Opened 12 years ago

Closed 12 years ago

#1571 closed defect (fixed)

ST_ChangeEdgeGeom lets you break topology

Reported by: strk Owned by: strk
Priority: medium Milestone: PostGIS 2.0.0
Component: topology Version: master
Keywords: Cc:

Description

Changing the shape of one edge can introduce topology errors in a persistent topology. This happens for example if the new shape changes face containment of isolated nodes or edges or if it changes edge linking. See #982 for examples of this

Attachments (1)

motion.png (8.5 KB ) - added by strk 12 years ago.

Download all attachments as: .zip

Change History (14)

comment:1 by strk, 12 years ago

I'm thinking that we could add an invariant making sure that the EdgeStar of each node of the edge endpoints looks the same (ie: same edges going into and output of the node, in same order). The new GetNodeEdges function committed in r9219 would be handy for this.

The consequence of this would be you can't change order and you can't change face. It would remain the possibility to include or exclude isolated nodes and edges from one face.

comment:2 by strk, 12 years ago

We'll have to skip considering dangling edges in this check, or the limit would be overly paranoid

comment:3 by strk, 12 years ago

Wrong assumption completely, actually. There are cases in which edge end star doesn't change but ring winding still does :-/

Another use case for a fast ring winding computer…

comment:4 by strk, 12 years ago

Milestone: PostGIS 2.0.0PostGIS 2.1.0

I wonder if the semantic for this function should be: you should be able to drag the edge shape around hitting _no_ obstacle. Sounds like a topology prescription, although I'm not using correct terms.

comment:5 by strk, 12 years ago

Thanks Paul for helping with the concept: http://postgis.refractions.net/pipermail/postgis-devel/2012-February/018640.html

I think we're now clear for the semantic. Next step would be algorithmical: how to find out if the constraint gets broken by a movement ?

Here's some random examples for proving your mind over the concept:

Source:

o--------o
      o

Some Targets:

o        o
|     o  |       NOT VALID
'--------'



o  ,-----o
|  |  o          VALID
'--'

o  ,-----o
|  |  o .-.      VALID
|  `----' |
'---------'

   ,---------.
   `-------. |
o  ,-----o | |
|  |  o    | |   VALID
|  `-------' |
'------------'

in reply to:  5 comment:6 by strk, 12 years ago

Milestone: PostGIS 2.1.0PostGIS 2.0.0

Replying to strk:

Next step would be algorithmically: how to find out if the constraint gets broken by a movement ?

A night over it and here's the answer: form a polygon merging old and new edge, if the polygon contains any node then the movement broke the constraint.

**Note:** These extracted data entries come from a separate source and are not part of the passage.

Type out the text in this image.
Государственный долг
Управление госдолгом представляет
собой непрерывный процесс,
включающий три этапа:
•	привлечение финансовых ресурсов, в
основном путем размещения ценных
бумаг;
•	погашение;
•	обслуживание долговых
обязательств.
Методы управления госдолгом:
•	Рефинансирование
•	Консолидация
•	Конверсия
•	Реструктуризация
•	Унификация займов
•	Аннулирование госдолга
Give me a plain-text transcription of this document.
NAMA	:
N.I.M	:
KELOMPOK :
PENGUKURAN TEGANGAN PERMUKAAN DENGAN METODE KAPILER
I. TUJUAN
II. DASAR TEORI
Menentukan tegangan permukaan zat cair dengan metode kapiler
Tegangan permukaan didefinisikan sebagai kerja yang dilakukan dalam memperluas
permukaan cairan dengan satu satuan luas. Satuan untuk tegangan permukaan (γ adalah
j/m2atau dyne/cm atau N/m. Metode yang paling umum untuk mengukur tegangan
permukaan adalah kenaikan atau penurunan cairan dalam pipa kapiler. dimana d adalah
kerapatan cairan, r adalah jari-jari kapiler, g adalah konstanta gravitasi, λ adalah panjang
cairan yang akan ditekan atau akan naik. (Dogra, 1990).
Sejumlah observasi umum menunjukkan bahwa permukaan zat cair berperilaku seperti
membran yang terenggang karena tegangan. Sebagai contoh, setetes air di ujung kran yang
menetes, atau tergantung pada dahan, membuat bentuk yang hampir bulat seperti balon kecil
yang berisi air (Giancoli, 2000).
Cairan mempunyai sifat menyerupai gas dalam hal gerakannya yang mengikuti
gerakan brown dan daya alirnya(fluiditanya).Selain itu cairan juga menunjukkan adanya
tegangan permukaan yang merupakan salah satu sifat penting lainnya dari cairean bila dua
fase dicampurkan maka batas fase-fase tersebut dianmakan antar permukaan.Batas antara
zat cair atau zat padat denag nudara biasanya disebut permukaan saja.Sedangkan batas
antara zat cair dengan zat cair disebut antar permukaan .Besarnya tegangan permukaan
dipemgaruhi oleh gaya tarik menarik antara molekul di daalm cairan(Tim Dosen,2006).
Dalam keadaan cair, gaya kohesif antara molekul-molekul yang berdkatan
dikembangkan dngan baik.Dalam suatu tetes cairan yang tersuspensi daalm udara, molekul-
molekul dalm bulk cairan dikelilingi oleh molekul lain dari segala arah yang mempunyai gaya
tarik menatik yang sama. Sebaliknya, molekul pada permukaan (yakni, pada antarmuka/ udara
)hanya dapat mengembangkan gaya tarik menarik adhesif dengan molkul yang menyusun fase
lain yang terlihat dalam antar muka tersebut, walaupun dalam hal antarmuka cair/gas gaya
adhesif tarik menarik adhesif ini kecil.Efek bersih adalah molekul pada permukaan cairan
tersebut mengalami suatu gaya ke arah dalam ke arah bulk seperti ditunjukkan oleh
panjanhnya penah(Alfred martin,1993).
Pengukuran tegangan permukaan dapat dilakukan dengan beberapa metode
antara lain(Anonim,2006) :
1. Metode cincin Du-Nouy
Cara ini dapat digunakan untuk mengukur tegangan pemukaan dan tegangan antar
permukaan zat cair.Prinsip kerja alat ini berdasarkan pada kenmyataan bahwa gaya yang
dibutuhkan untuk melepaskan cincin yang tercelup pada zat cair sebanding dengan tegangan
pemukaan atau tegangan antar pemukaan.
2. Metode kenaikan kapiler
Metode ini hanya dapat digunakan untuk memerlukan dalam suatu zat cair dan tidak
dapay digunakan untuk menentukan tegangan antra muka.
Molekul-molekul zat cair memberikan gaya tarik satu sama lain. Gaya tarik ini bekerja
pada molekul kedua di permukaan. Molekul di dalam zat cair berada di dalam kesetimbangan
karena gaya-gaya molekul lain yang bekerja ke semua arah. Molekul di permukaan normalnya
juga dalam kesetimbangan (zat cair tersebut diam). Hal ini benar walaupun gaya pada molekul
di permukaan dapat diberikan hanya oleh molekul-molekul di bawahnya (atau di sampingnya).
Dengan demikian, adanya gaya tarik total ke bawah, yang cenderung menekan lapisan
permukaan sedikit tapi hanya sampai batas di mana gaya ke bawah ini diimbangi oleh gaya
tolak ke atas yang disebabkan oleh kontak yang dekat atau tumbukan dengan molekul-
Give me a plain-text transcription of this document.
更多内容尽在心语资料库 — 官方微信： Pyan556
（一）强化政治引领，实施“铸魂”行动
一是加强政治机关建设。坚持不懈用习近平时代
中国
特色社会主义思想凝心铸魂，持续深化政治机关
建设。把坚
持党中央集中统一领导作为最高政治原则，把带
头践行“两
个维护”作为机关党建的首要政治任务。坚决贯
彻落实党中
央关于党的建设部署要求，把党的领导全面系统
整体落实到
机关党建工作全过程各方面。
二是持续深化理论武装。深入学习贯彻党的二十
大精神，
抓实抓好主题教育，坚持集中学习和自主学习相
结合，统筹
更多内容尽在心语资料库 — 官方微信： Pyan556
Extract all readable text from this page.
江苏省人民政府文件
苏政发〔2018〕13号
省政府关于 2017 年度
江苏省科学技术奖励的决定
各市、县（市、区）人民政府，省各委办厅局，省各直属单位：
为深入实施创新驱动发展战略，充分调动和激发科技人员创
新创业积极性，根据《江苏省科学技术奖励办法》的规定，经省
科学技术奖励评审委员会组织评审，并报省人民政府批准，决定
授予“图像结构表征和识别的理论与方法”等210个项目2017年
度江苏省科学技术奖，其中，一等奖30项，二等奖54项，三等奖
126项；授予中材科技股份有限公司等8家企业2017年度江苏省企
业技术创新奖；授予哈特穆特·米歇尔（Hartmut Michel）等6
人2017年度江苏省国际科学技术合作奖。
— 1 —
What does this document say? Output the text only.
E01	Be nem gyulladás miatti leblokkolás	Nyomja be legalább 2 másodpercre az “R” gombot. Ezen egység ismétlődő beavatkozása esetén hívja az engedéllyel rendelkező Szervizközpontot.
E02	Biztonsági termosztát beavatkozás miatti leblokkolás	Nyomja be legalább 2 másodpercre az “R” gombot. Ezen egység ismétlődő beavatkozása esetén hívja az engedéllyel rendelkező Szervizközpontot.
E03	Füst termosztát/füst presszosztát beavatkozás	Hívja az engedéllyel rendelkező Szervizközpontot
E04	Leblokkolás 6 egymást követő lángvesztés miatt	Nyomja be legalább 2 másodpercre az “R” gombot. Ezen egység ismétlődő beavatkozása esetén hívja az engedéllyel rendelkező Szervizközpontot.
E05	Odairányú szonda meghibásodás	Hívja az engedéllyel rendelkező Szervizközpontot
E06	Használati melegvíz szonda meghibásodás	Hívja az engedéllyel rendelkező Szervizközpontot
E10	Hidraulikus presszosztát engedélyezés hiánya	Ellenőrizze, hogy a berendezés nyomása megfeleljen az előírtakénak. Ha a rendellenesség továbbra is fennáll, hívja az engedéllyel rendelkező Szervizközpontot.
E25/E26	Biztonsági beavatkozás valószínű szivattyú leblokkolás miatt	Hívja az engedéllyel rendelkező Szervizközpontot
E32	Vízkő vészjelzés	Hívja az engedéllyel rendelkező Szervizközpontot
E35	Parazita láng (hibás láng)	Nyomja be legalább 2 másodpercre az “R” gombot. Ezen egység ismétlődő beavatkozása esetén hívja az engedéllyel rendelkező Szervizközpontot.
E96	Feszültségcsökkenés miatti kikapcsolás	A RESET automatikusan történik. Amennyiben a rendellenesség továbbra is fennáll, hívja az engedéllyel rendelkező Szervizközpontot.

Corner case: a closed edge changing winding (must be treated specially)

I can do it for 2.0 !

by strk, 12 years ago

Attachment: motion.png added

comment:7 by strk, 12 years ago

It turns out it's not that easy. This image shows a case in which it is hard to find the "motion range polygon" (the polygon which should represent the movement taken from the original edge to become the new edge).

There we go from the RED edge to the YELLOW edge. Sounds like a motion planning problem in that there are multiple possible paths to get from one point to the other, go figure if there's at least _one_ path not resulting in collision with node 4…

comment:8 by strk, 12 years ago

Milestone: PostGIS 2.0.0PostGIS 2.1.0

postponing again, it'll take more sleeps…

comment:9 by strk, 12 years ago

I've solved the above by using the algorithm built into ST_MakeValid. It seems to give that black/white pattern which smells like fixing most cases. This is really a feeling more than a proved algorithm, but so far I didn't find breaking cases.

comment:10 by strk, 12 years ago

r9224 should be handling all cases of dangling or isolated edges, but there are still bogus cases, like taking one edge of a ring and pulling to turn the ring inside-out. A function to compute edge-rings (not looking at metadata) would help there.

comment:11 by strk, 12 years ago

r9226 fixes a case that r9224 wasn't fixing. It's a "closed edge" actually.

comment:12 by strk, 12 years ago

Milestone: PostGIS 2.1.0PostGIS 2.0.0

r9228 fixes the leftover cases of edges changing disposition around end nodes. It's been a long battle, but finally seeing the light…

Will reserve another day to check MBR and then close this.

comment:13 by strk, 12 years ago

Resolution: fixed
Status: newclosed

I think this is fixed. I've filed #1587 for the MBR thing.